The northern lights are one of the great unicorns of the photography world. Researching how to find them can sound as complicated as entropy. Luckily, this video breaks down everything you need to know about analyzing the science behind hunting the auroras.
Having been that photographer that has run off to a dark spot in the middle of nowhere because the weatherman told me to was a total life regret. I had Aurora FOMO, it’s a thing. Wasting my time and resources made me feel no less than a moron. Thinking to myself, why did I listen to a guy who gets paid to be wrong? Simply, I should have done my homework to understand this beautiful beast. In all actuality, there is quite of bit of data that goes into predicting the auroras both in the Northern (aurora borealis) and Southern (aurora australis) hemispheres.
Regretfully returning home the next morning, I started consulting with the internet and with others. Soon I learned a basic trick of the trade to predict one of nature’s sexiest phenomena. Since then I have had the luxury of seeing them upwards of ten plus times in my life. Believe it or not, you do not have to go to take an expensive vacation to Iceland, Finland, or Norway to see them. Residing in the United States, Northern Minnesota has one of the few dark sky sanctuaries in the country and is one of few in the world. Being only a three-hour drive from Minneapolis provides ample opportunity to see them.

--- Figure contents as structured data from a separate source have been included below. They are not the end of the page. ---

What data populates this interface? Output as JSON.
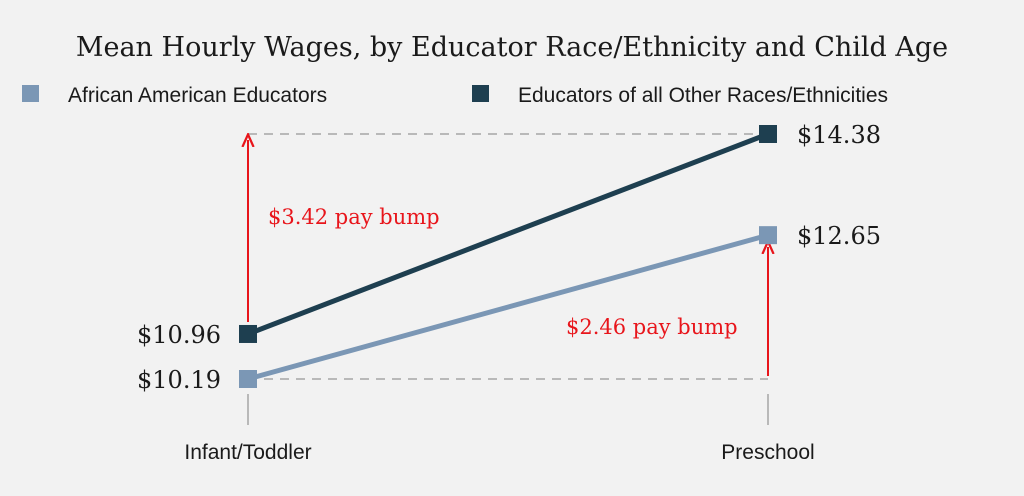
{
  "chart_data": {
    "type": "line",
    "title": "Mean Hourly Wages, by Educator Race/Ethnicity and Child Age",
    "categories": [
      "Infant/Toddler",
      "Preschool"
    ],
    "series": [
      {
        "name": "African American Educators",
        "color": "#7b97b5",
        "values": [
          10.19,
          12.65
        ],
        "labels": [
          "$10.19",
          "$12.65"
        ]
      },
      {
        "name": "Educators of all Other Races/Ethnicities",
        "color": "#1e3f50",
        "values": [
          10.96,
          14.38
        ],
        "labels": [
          "$10.96",
          "$14.38"
        ]
      }
    ],
    "annotations": [
      {
        "text": "$3.42 pay bump",
        "color": "#e8151b",
        "category": "Infant/Toddler",
        "from": 10.96,
        "to": 14.38
      },
      {
        "text": "$2.46 pay bump",
        "color": "#e8151b",
        "category": "Preschool",
        "from": 10.19,
        "to": 12.65
      }
    ],
    "ylim": [
      9.7,
      15.0
    ],
    "grid": false,
    "legend": "top-left"
  }
}
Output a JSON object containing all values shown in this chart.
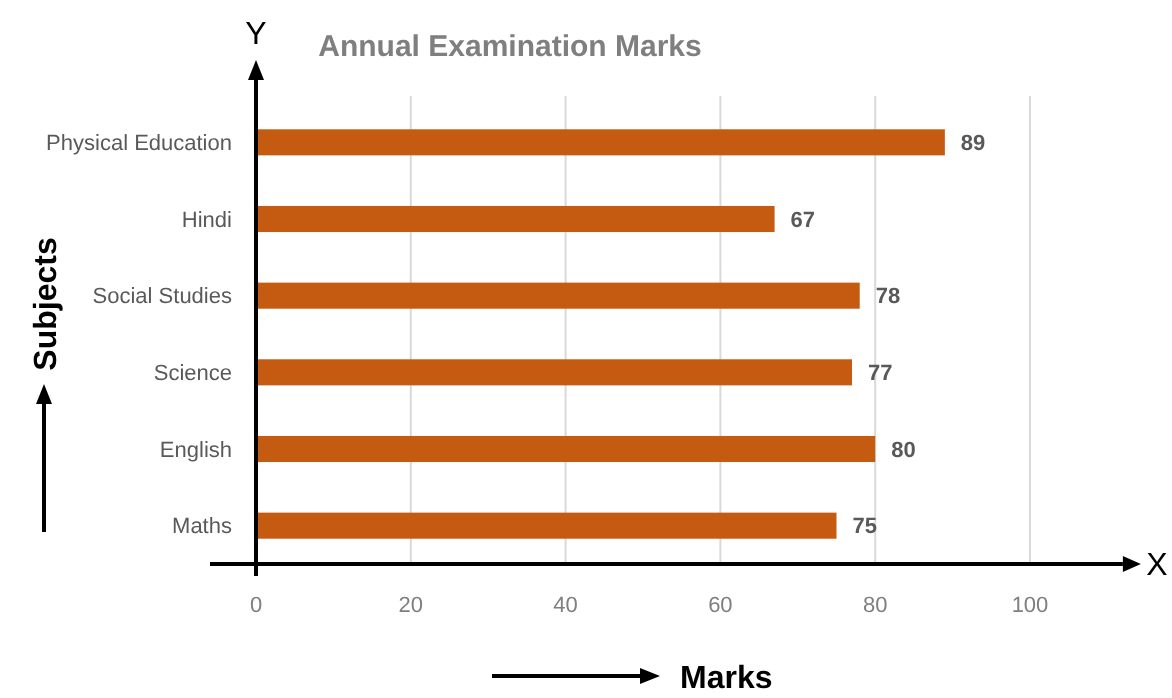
{
  "chart_data": {
    "type": "bar",
    "orientation": "horizontal",
    "title": "Annual Examination Marks",
    "xlabel": "Marks",
    "ylabel": "Subjects",
    "categories": [
      "Physical Education",
      "Hindi",
      "Social Studies",
      "Science",
      "English",
      "Maths"
    ],
    "values": [
      89,
      67,
      78,
      77,
      80,
      75
    ],
    "color": "#c55a11",
    "data_labels": true,
    "xlim": [
      0,
      112
    ],
    "xticks": [
      0,
      20,
      40,
      60,
      80,
      100
    ],
    "grid": "x",
    "annotations": [
      "Y",
      "X"
    ]
  }
}
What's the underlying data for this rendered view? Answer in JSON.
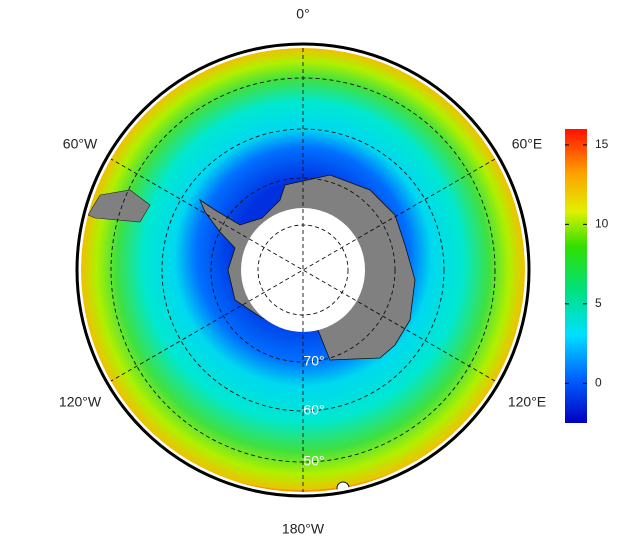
{
  "map": {
    "longitude_labels": [
      "0°",
      "60°E",
      "120°E",
      "180°W",
      "120°W",
      "60°W"
    ],
    "latitude_labels": [
      "70°",
      "60°",
      "50°"
    ]
  },
  "colorbar": {
    "range": [
      -2.5,
      16
    ],
    "ticks": [
      0,
      5,
      10,
      15
    ]
  }
}
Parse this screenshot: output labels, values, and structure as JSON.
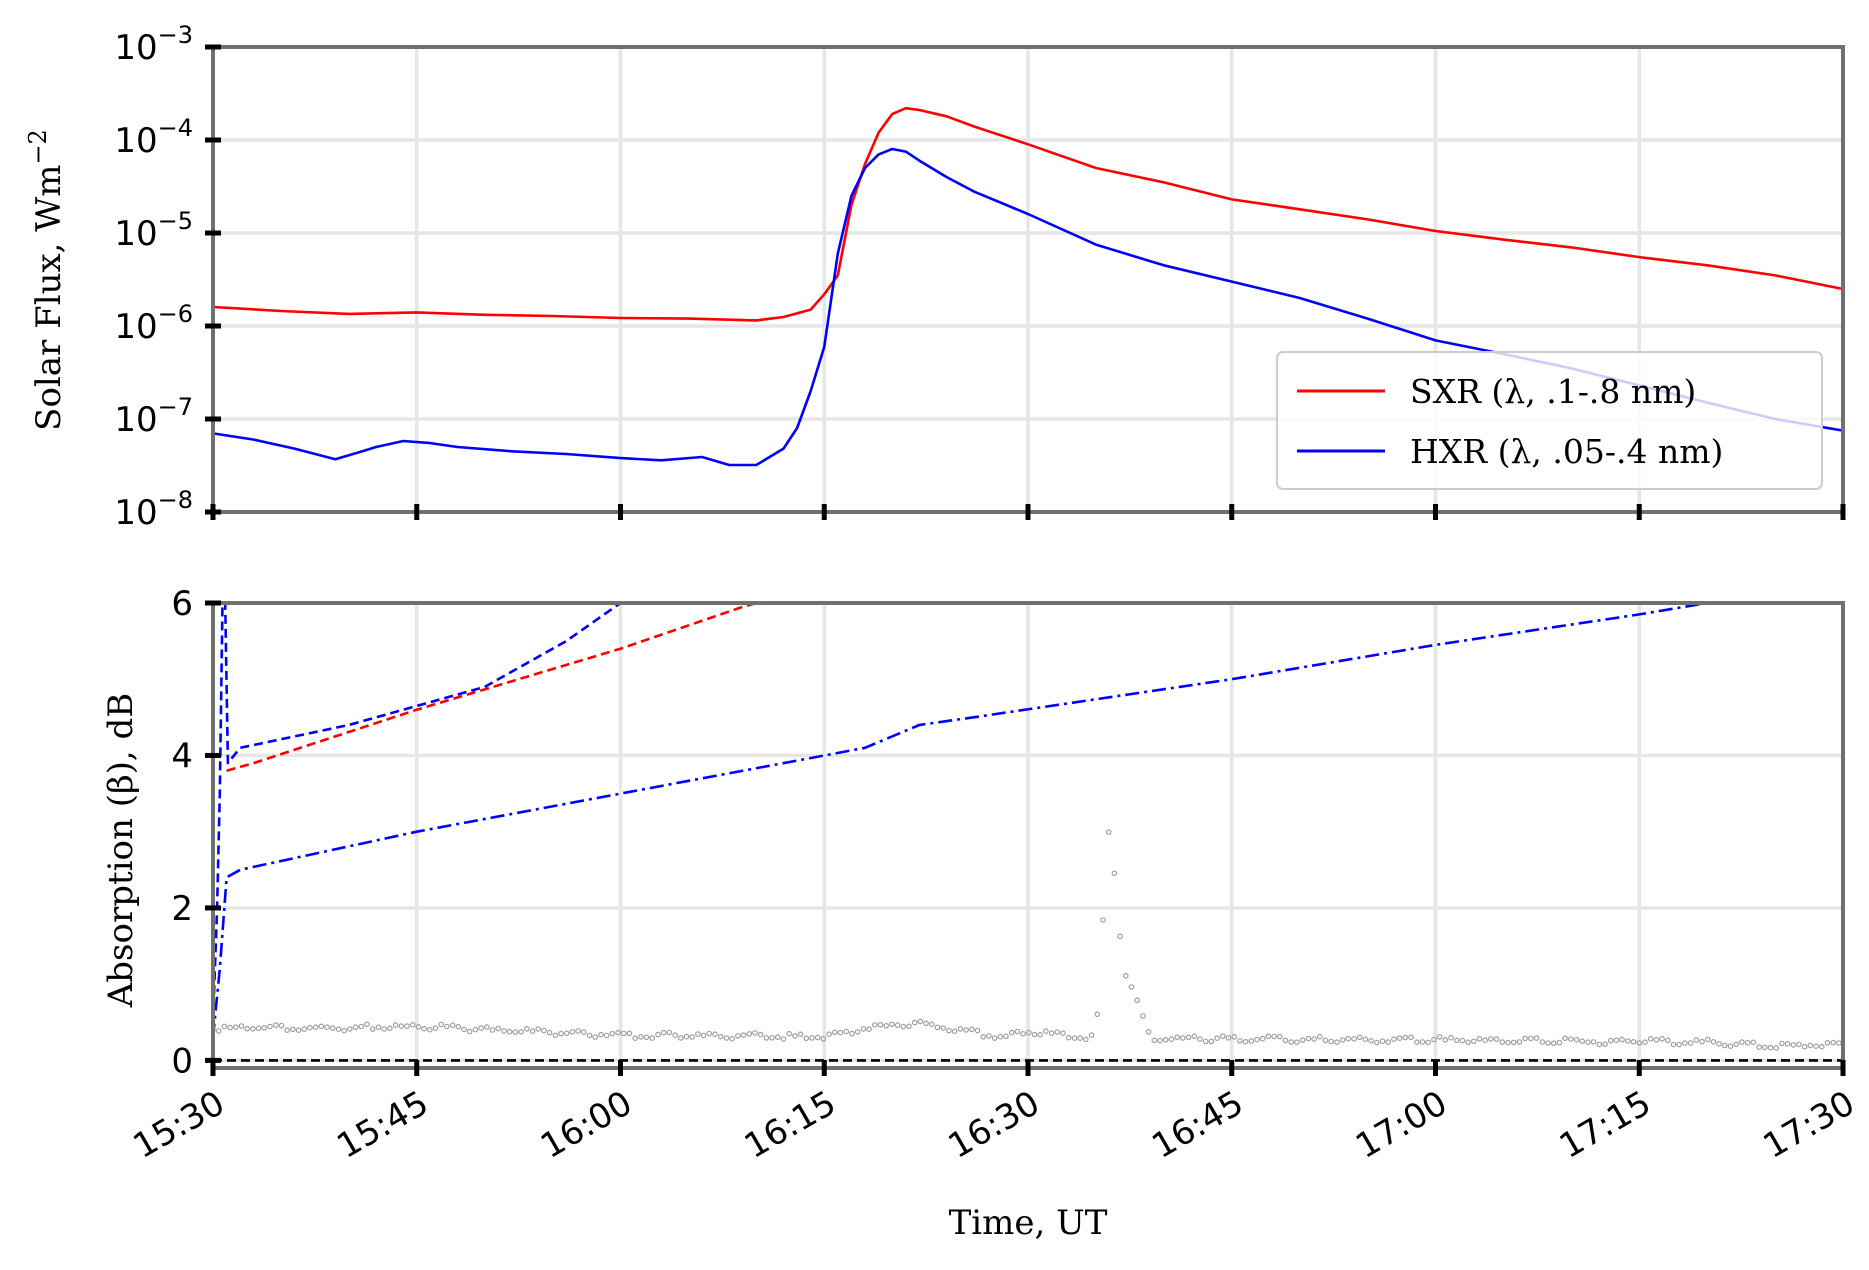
{
  "chart_data": [
    {
      "type": "line",
      "ylabel": "Solar Flux, Wm",
      "ylabel_exp": "−2",
      "yscale": "log",
      "ylim": [
        1e-08,
        0.001
      ],
      "yticks": [
        {
          "base": "10",
          "exp": "−8",
          "value": 1e-08
        },
        {
          "base": "10",
          "exp": "−7",
          "value": 1e-07
        },
        {
          "base": "10",
          "exp": "−6",
          "value": 1e-06
        },
        {
          "base": "10",
          "exp": "−5",
          "value": 1e-05
        },
        {
          "base": "10",
          "exp": "−4",
          "value": 0.0001
        },
        {
          "base": "10",
          "exp": "−3",
          "value": 0.001
        }
      ],
      "xlim": [
        "15:30",
        "17:30"
      ],
      "grid": true,
      "legend_position": "lower-right",
      "series": [
        {
          "name": "SXR (λ, .1-.8 nm)",
          "color": "#ff0000",
          "style": "solid",
          "x": [
            "15:30",
            "15:35",
            "15:40",
            "15:45",
            "15:50",
            "15:55",
            "16:00",
            "16:05",
            "16:10",
            "16:12",
            "16:14",
            "16:15",
            "16:16",
            "16:17",
            "16:18",
            "16:19",
            "16:20",
            "16:21",
            "16:22",
            "16:24",
            "16:26",
            "16:30",
            "16:35",
            "16:40",
            "16:45",
            "16:50",
            "16:55",
            "17:00",
            "17:05",
            "17:10",
            "17:15",
            "17:20",
            "17:25",
            "17:30"
          ],
          "y": [
            1.6e-06,
            1.45e-06,
            1.35e-06,
            1.4e-06,
            1.32e-06,
            1.28e-06,
            1.22e-06,
            1.2e-06,
            1.15e-06,
            1.25e-06,
            1.5e-06,
            2.2e-06,
            3.5e-06,
            2e-05,
            5.5e-05,
            0.00012,
            0.00019,
            0.00022,
            0.00021,
            0.00018,
            0.00014,
            9e-05,
            5e-05,
            3.5e-05,
            2.3e-05,
            1.8e-05,
            1.4e-05,
            1.05e-05,
            8.5e-06,
            7e-06,
            5.5e-06,
            4.5e-06,
            3.5e-06,
            2.5e-06
          ]
        },
        {
          "name": "HXR (λ, .05-.4 nm)",
          "color": "#0000ff",
          "style": "solid",
          "x": [
            "15:30",
            "15:33",
            "15:36",
            "15:39",
            "15:41",
            "15:42",
            "15:44",
            "15:46",
            "15:48",
            "15:52",
            "15:56",
            "16:00",
            "16:03",
            "16:06",
            "16:08",
            "16:10",
            "16:12",
            "16:13",
            "16:14",
            "16:15",
            "16:16",
            "16:17",
            "16:18",
            "16:19",
            "16:20",
            "16:21",
            "16:22",
            "16:24",
            "16:26",
            "16:30",
            "16:35",
            "16:40",
            "16:45",
            "16:50",
            "16:55",
            "17:00",
            "17:05",
            "17:10",
            "17:15",
            "17:20",
            "17:25",
            "17:30"
          ],
          "y": [
            7e-08,
            6e-08,
            4.8e-08,
            3.7e-08,
            4.5e-08,
            5e-08,
            5.8e-08,
            5.5e-08,
            5e-08,
            4.5e-08,
            4.2e-08,
            3.8e-08,
            3.6e-08,
            3.9e-08,
            3.2e-08,
            3.2e-08,
            4.8e-08,
            8e-08,
            2e-07,
            6e-07,
            6e-06,
            2.5e-05,
            5e-05,
            7e-05,
            8e-05,
            7.5e-05,
            6e-05,
            4e-05,
            2.8e-05,
            1.6e-05,
            7.5e-06,
            4.5e-06,
            3e-06,
            2e-06,
            1.2e-06,
            7e-07,
            5e-07,
            3.5e-07,
            2.3e-07,
            1.5e-07,
            1e-07,
            7.5e-08
          ]
        }
      ]
    },
    {
      "type": "line",
      "ylabel": "Absorption (β), dB",
      "xlabel": "Time, UT",
      "ylim": [
        -0.1,
        6
      ],
      "yticks": [
        "0",
        "2",
        "4",
        "6"
      ],
      "xticks": [
        "15:30",
        "15:45",
        "16:00",
        "16:15",
        "16:30",
        "16:45",
        "17:00",
        "17:15",
        "17:30"
      ],
      "xlim": [
        "15:30",
        "17:30"
      ],
      "grid": true,
      "series": [
        {
          "color": "#0000ff",
          "style": "dashed",
          "x": [
            "15:30",
            "15:30.3",
            "15:30.5",
            "15:30.7",
            "15:30.9",
            "15:31.1",
            "15:32",
            "15:40",
            "15:50",
            "15:56",
            "16:00"
          ],
          "y": [
            0.5,
            2.0,
            3.5,
            6.0,
            6.0,
            3.9,
            4.1,
            4.4,
            4.9,
            5.5,
            6.0
          ]
        },
        {
          "color": "#ff0000",
          "style": "dashed",
          "x": [
            "15:31",
            "15:33",
            "15:45",
            "16:00",
            "16:09",
            "16:10"
          ],
          "y": [
            3.8,
            3.9,
            4.6,
            5.4,
            5.95,
            6.0
          ]
        },
        {
          "color": "#0000ff",
          "style": "dashdot",
          "x": [
            "15:30",
            "15:30.5",
            "15:31",
            "15:32",
            "15:45",
            "16:00",
            "16:15",
            "16:18",
            "16:22",
            "16:26",
            "16:45",
            "17:00",
            "17:15",
            "17:20"
          ],
          "y": [
            0.3,
            1.2,
            2.4,
            2.5,
            3.0,
            3.5,
            4.0,
            4.1,
            4.4,
            4.5,
            5.0,
            5.45,
            5.85,
            6.0
          ]
        },
        {
          "color": "#000000",
          "style": "dashed",
          "x": [
            "15:30",
            "17:30"
          ],
          "y": [
            0.0,
            0.0
          ]
        },
        {
          "color": "#9e9e9e",
          "style": "markers",
          "x": [
            "15:30",
            "15:40",
            "15:45",
            "15:50",
            "16:00",
            "16:10",
            "16:15",
            "16:18",
            "16:22",
            "16:25",
            "16:28",
            "16:30",
            "16:35",
            "16:36",
            "16:37",
            "16:38",
            "16:39",
            "16:45",
            "17:00",
            "17:10",
            "17:20",
            "17:25",
            "17:30"
          ],
          "y": [
            0.42,
            0.43,
            0.45,
            0.4,
            0.33,
            0.32,
            0.3,
            0.42,
            0.5,
            0.4,
            0.3,
            0.38,
            0.3,
            3.2,
            1.2,
            0.8,
            0.3,
            0.28,
            0.27,
            0.25,
            0.24,
            0.2,
            0.2
          ]
        }
      ]
    }
  ]
}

With such ample opportunity, I have gotten picky about the times to set out and photograph the lights. Which why I have searched for an in-depth guide to learn how to predict them better and Mads Peter Iversen has the best guide on the internet. His ultimate guide goes into the best amount of detail without too much detail. The auroras are complicated and if you follow Mads Peter Iversen's suggestions you will likely be able to experience them and omit the moronic dark field wasted night from your life story.